🤖 AI Summary
This study addresses the challenge of batch effects in single-cell RNA sequencing data, which often obscure true biological signals and hinder cross-experiment integration, particularly in distributed and continuously growing data settings where existing methods fall short. To this end, the authors propose scBatchProx, a federated learning–inspired post-processing optimization framework that introduces the principles of federated learning to single-cell batch correction for the first time. scBatchProx operates without requiring access to raw expression data or centralized retraining; instead, it performs lightweight refinement of cell embeddings produced by any upstream method in latent space, leveraging batch-conditioned adapters and proximal regularization for efficient correction.

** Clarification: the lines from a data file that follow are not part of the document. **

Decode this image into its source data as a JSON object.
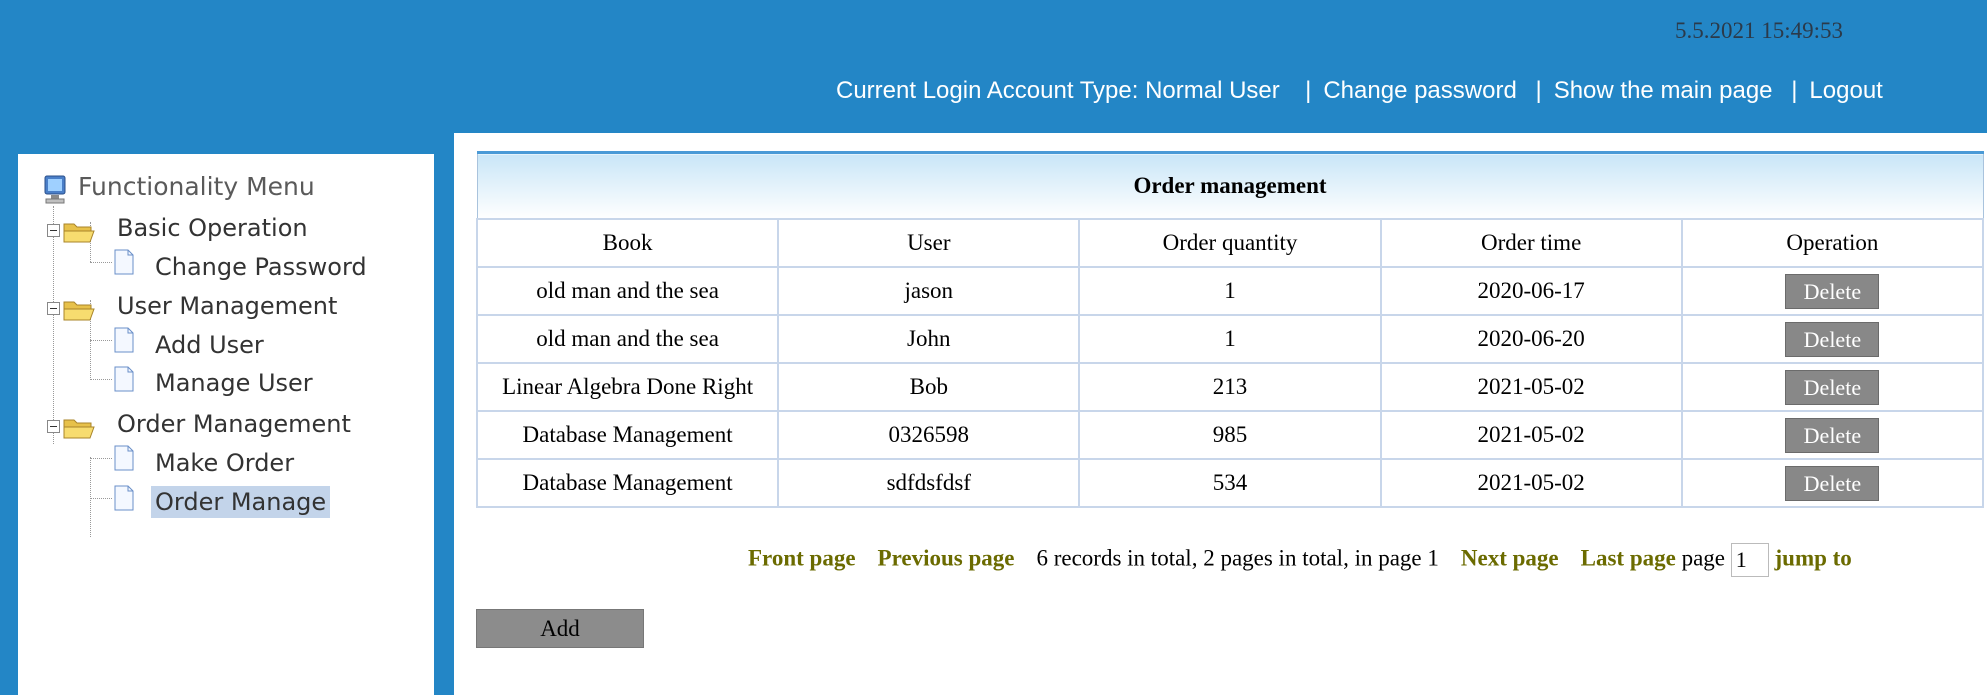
{
  "header": {
    "datetime": "5.5.2021 15:49:53",
    "account_type": "Current Login Account Type: Normal User",
    "links": {
      "change_password": "Change password",
      "main_page": "Show the main page",
      "logout": "Logout"
    }
  },
  "sidebar": {
    "title": "Functionality Menu",
    "groups": [
      {
        "label": "Basic Operation",
        "items": [
          "Change Password"
        ]
      },
      {
        "label": "User Management",
        "items": [
          "Add User",
          "Manage User"
        ]
      },
      {
        "label": "Order Management",
        "items": [
          "Make Order",
          "Order Manage"
        ]
      }
    ],
    "selected": "Order Manage"
  },
  "main": {
    "table_title": "Order management",
    "columns": [
      "Book",
      "User",
      "Order quantity",
      "Order time",
      "Operation"
    ],
    "rows": [
      {
        "book": "old man and the sea",
        "user": "jason",
        "quantity": "1",
        "time": "2020-06-17",
        "action": "Delete"
      },
      {
        "book": "old man and the sea",
        "user": "John",
        "quantity": "1",
        "time": "2020-06-20",
        "action": "Delete"
      },
      {
        "book": "Linear Algebra Done Right",
        "user": "Bob",
        "quantity": "213",
        "time": "2021-05-02",
        "action": "Delete"
      },
      {
        "book": "Database Management",
        "user": "0326598",
        "quantity": "985",
        "time": "2021-05-02",
        "action": "Delete"
      },
      {
        "book": "Database Management",
        "user": "sdfdsfdsf",
        "quantity": "534",
        "time": "2021-05-02",
        "action": "Delete"
      }
    ],
    "pager": {
      "front": "Front page",
      "previous": "Previous page",
      "summary": "6 records in total, 2 pages in total, in page 1",
      "next": "Next page",
      "last": "Last page",
      "page_label": "page",
      "page_value": "1",
      "jump": "jump to"
    },
    "add_label": "Add"
  },
  "colors": {
    "header_bg": "#2386c6",
    "pager_link": "#6b6b00",
    "button_gray": "#888888",
    "selected_bg": "#c3d4ea"
  }
}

Evaluations demonstrate that scBatchProx significantly improves batch removal in 90% of data–method combinations while better preserving biological signals in 85%, yielding an overall 3–8% relative improvement in embedding quality.
📝 Abstract
Advances in single-cell RNA sequencing enable the rapid generation of massive, high-dimensional datasets, yet the accumulation of data across experiments introduces batch effects that obscure true biological signals. Existing batch correction approaches either insufficiently correct batch effects or require centralized retraining on the complete dataset, limiting their applicability in distributed and continually evolving single-cell data settings. We introduce scBatchProx, a post-hoc optimization method inspired by federated learning principles for refining cell-level embeddings produced by arbitrary upstream methods. Treating each batch as a client, scBatchProx learns batch-conditioned adapters under proximal regularization, correcting batch structure directly in latent space without requiring raw expression data or centralized optimization. The method is lightweight and deployable, optimizing batch-specific adapter parameters only. Extensive experiments show that scBatchProx consistently yields relative gains of approximately 3-8% in overall embedding quality, with batch correction and biological conservation improving in 90% and 85% of data-method pairs, respectively. We envision this work as a step toward the practical refinement of learned representations in dynamic single-cell data systems.